Przez jego wstawiennictwo modlimy się zatem za wszystkich pracowników służby zdrowia: modlimy się o siły, o wytrwałość, o wierność ideałom, wierność wartościom: tym ogólnoludzkim i tym chrześcijańskim; modlimy się o wrażliwość na ludzki ból i cierpienie, o życzliwość, cierpliwość, opanowanie, wyrozumiałość i serdeczność. Jak twierdził Jan Paweł II, dobrze wypełnione powołanie przynosi spokój sumienia i wewnętrzne zadowolenie ze zwycięstwa "być" nad "mieć". Nasz wielki rodak mówił także, iż powołanie pracownika lecznictwa zakorzenione jest w Ewangelii i w całej humanitarnej tradycji ludzkości, również przedchrześcijańskiej i poza chrześcijańskiej – powiedział biskup płocki.
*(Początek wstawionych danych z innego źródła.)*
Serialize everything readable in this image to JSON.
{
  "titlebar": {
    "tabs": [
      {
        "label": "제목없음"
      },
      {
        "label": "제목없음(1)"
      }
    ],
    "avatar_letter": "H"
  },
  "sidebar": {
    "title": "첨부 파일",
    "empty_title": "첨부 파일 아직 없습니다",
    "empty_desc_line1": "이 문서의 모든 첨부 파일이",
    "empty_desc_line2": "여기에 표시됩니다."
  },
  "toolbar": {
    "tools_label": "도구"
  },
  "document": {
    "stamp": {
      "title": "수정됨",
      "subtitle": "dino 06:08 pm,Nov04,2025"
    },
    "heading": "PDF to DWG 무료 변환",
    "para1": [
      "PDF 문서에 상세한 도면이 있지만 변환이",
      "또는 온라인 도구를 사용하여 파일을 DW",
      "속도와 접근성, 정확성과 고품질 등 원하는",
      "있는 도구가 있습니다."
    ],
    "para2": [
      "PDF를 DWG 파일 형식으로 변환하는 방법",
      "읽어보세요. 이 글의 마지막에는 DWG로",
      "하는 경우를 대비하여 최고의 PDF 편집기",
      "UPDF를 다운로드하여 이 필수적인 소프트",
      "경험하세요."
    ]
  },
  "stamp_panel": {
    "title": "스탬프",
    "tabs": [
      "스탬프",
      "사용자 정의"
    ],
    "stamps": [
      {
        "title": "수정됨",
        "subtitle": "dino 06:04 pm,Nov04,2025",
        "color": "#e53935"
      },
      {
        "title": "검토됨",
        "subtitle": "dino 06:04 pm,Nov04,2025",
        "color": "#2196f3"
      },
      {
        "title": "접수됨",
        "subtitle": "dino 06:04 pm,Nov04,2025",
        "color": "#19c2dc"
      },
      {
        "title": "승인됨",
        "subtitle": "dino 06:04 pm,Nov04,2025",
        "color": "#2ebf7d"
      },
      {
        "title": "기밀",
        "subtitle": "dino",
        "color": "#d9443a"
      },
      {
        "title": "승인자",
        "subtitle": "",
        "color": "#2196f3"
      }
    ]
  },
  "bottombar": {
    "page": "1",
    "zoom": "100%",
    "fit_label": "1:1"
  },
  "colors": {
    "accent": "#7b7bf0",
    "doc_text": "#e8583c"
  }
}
Uroczystość w płockim szpitalu zorganizowali: diecezjalny duszpasterz Służby Zdrowia, dyrekcja szpitala na Winiarach, Okręgowa Izba Lekarska w Płocku, Polskie Towarzystwo Lekarskie i Katolickie Stowarzyszenie Lekarzy Polskich. Wśród zaproszonych gości był Adam Struzik, marszałek województwa mazowieckiego i członkowie rady społecznej przy Wojewódzkim Szpitalu Zespolonym na Winiarach.